Post war Britain developed a parallel system of pensions providing Final Salary schemes for the public sector and larger companies along with growing state provision.
It was a good system – if you worked for a large organisation. By the end of the 1960s 53% of the workforce was in an occupational pension scheme.
However, in 1961 life expectancy for men was 68 years and just under 72 years for women. Today life expectancy in the UK is 77.9 for men and 82 for women – and growing every year.
With retirement at 65, pension schemes could expect to provide retirement incomes for about 5 years, now with retirement ages at 60 schemes can expect to provide incomes for closer to 20 years!!
The fact that we are living longer is making pensions more and more expensive. There are other factors that make them too expensive such as salary growth and changing assumptions on long term inflation and investment growth, but increasing life expectancy is the root of the problem.
Private sector Final Salary pension schemes in the UK are therefore dead! They have been for the last 5 – 10 years. Companies can no longer afford them or bear benefits that are not only guaranteed but also an open ended commitment. They are no longer commercially tenable and are a risk to the business. That is why they are dead.
The simple fact is we will probably all have to spend a little less, save a little more and work a little longer to fund our retirements in future.
However, Final Salary pensions continue in the public sector – unfunded by investment and paid for by general taxation. Yes, their projected costs are currently set to fall with CPI replacing RPI indexation and with workers making contributions. They are still hugely expensive.
Pensions are in fact deferred pay. Because of the pensions position, it often now pays far more to work for the public sector than for the private sector – which is different to the common perception.
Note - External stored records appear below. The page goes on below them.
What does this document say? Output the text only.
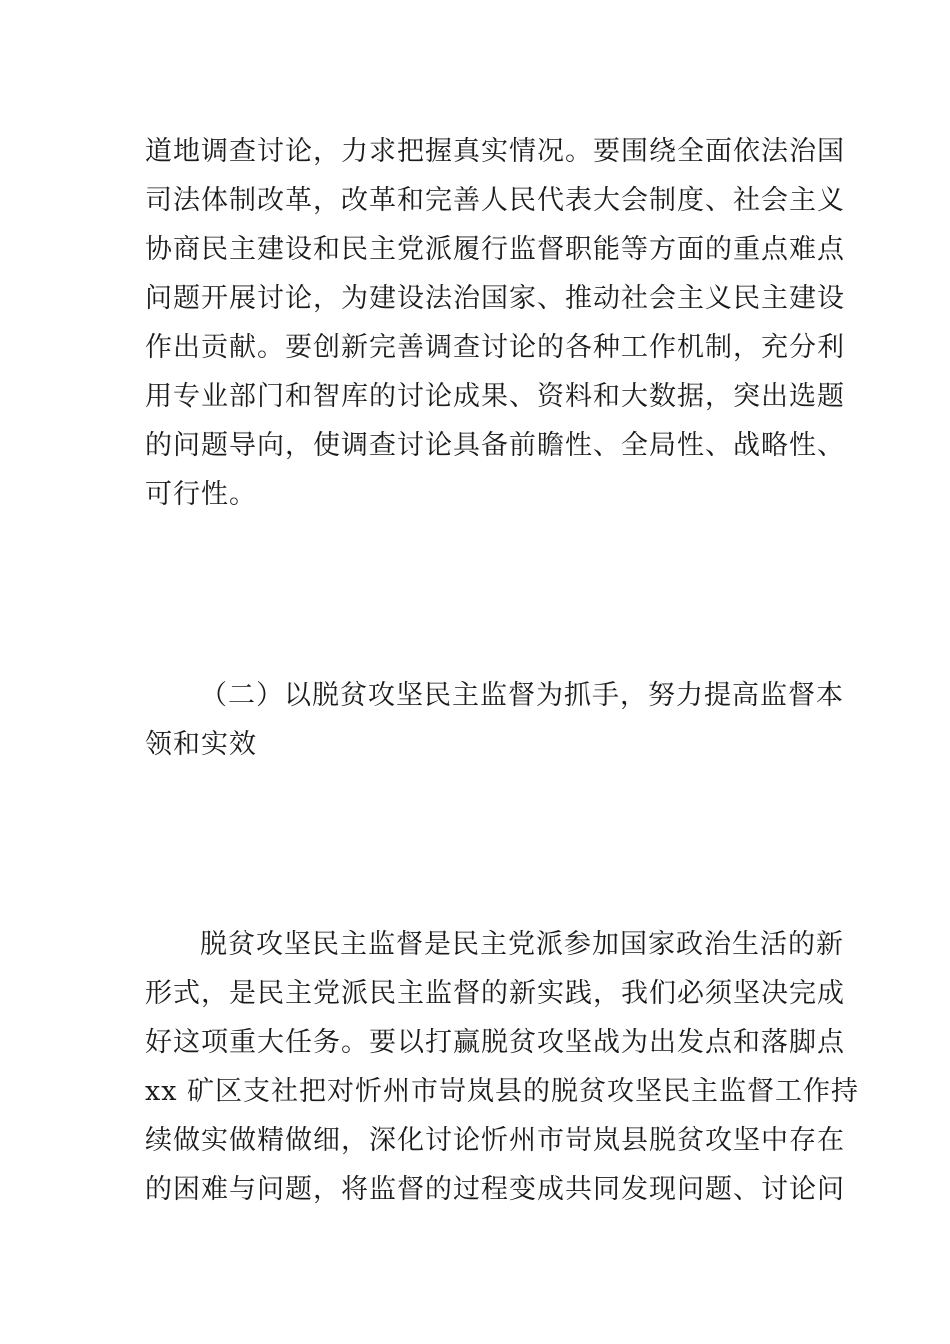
道地调查讨论，力求把握真实情况。要围绕全面依法治国
司法体制改革，改革和完善人民代表大会制度、社会主义
协商民主建设和民主党派履行监督职能等方面的重点难点
问题开展讨论，为建设法治国家、推动社会主义民主建设
作出贡献。要创新完善调查讨论的各种工作机制，充分利
用专业部门和智库的讨论成果、资料和大数据，突出选题
的问题导向，使调查讨论具备前瞻性、全局性、战略性、
可行性。
（二）以脱贫攻坚民主监督为抓手，努力提高监督本
领和实效
脱贫攻坚民主监督是民主党派参加国家政治生活的新
形式，是民主党派民主监督的新实践，我们必须坚决完成
好这项重大任务。要以打赢脱贫攻坚战为出发点和落脚点
xx 矿区支社把对忻州市岢岚县的脱贫攻坚民主监督工作持
续做实做精做细，深化讨论忻州市岢岚县脱贫攻坚中存在
的困难与问题，将监督的过程变成共同发现问题、讨论问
This means the wider population are being asked to fund pensions which are far more generous than anything available to them. This means funding something akin to our entire defence spending budget. And no economy is going to last for very long where it becomes significantly more attractive to work for the public sector than for the private sector!
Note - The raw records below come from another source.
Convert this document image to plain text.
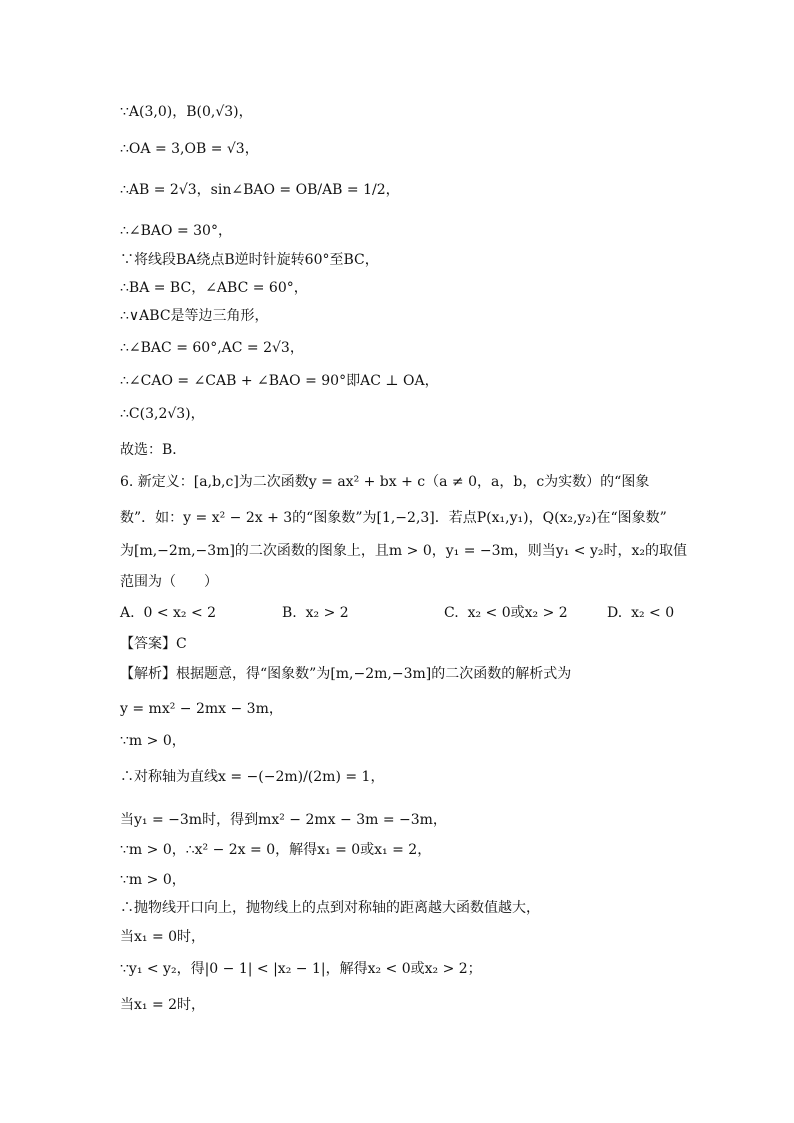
∵A(3,0)，B(0,√3)，
∴OA = 3,OB = √3，
∴AB = 2√3，sin∠BAO = OB/AB = 1/2，
∴∠BAO = 30°，
∵将线段BA绕点B逆时针旋转60°至BC，
∴BA = BC，∠ABC = 60°，
∴∨ABC是等边三角形，
∴∠BAC = 60°,AC = 2√3，
∴∠CAO = ∠CAB + ∠BAO = 90°即AC ⊥ OA，
∴C(3,2√3)，
故选：B．
6. 新定义：[a,b,c]为二次函数y = ax² + bx + c（a ≠ 0，a，b，c为实数）的“图象
数”．如：y = x² − 2x + 3的“图象数”为[1,−2,3]．若点P(x₁,y₁)，Q(x₂,y₂)在“图象数”
为[m,−2m,−3m]的二次函数的图象上，且m > 0，y₁ = −3m，则当y₁ < y₂时，x₂的取值
范围为（　　）
A.  0 < x₂ < 2	B.  x₂ > 2	C.  x₂ < 0或x₂ > 2	D.  x₂ < 0
【答案】C
【解析】根据题意，得“图象数”为[m,−2m,−3m]的二次函数的解析式为
y = mx² − 2mx − 3m，
∵m > 0，
∴对称轴为直线x = −(−2m)/(2m) = 1，
当y₁ = −3m时，得到mx² − 2mx − 3m = −3m，
∵m > 0，∴x² − 2x = 0，解得x₁ = 0或x₁ = 2，
∵m > 0，
∴抛物线开口向上，抛物线上的点到对称轴的距离越大函数值越大，
当x₁ = 0时，
∵y₁ < y₂，得|0 − 1| < |x₂ − 1|，解得x₂ < 0或x₂ > 2；
当x₁ = 2时，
Of course the state can afford to pay whatever it wants for public sector pensions if the political will is there. However, the true costs of final salary schemes are unsustainable to fund – as the private sector has discovered. Employers can no longer underwrite these unquantifiable, open-ended commitments. Neither can the state or future tax payers – change is unavoidable.
What to do?
It seems to me that the real issue here is that our occupational pension infra-structure is broken – for both private and public sectors.
You see it is worse! New legislation aimed at widening pension provision just means a levelling down right across the private sector of what pensions are now provided!
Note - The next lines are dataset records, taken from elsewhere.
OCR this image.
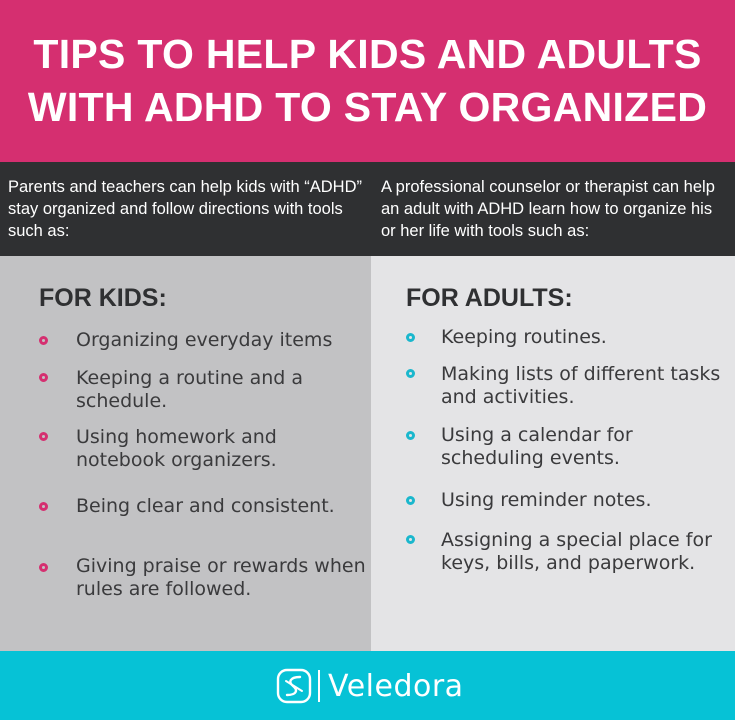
TIPS TO HELP KIDS AND ADULTS
WITH ADHD TO STAY ORGANIZED
Parents and teachers can help kids with “ADHD” stay organized and follow directions with tools such as:
A professional counselor or therapist can help an adult with ADHD learn how to organize his or her life with tools such as:
FOR KIDS:
Organizing everyday items
Keeping a routine and a schedule.
Using homework and notebook organizers.
Being clear and consistent.
Giving praise or rewards when rules are followed.
FOR ADULTS:
Keeping routines.
Making lists of different tasks and activities.
Using a calendar for scheduling events.
Using reminder notes.
Assigning a special place for keys, bills, and paperwork.
Veledora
The government is introducing something known as “auto enrolment” so that everyone in a job will have a modest occupational pension. This will help a little with people who have no pension at all. However, it is very modest provision.
With jobs for life gone and guaranteed final salary schemes for life also gone, companies don’t do social welfare anymore like they used to in the post war period. Unfortunately, many employers have been replacing old generous schemes with much less generous ‘money-purchase’ schemes with no guarantees for the employee. The new auto enrolment provisions, while welcome for some, is just accelerating this levelling down affect.
I’m told both the USA and Australia have been much more effective than the British at replacing old unsustainable pension schemes with new money purchase provision.
That is why I think the public sector unions have a real opportunity here. They need to be constructive. Accept the old pensions are unsustainable and come up with some good alternatives. If they are sustainable and something that provides decent pensions takes its place then market forces in the labour market could lead the way to improvements in the private sector as well.
The public sector could lead the way to a new pensions protocol which is desparately needed. Because we all need to save more for our retirements and we all need something that is much more sustainable than we have had in the past!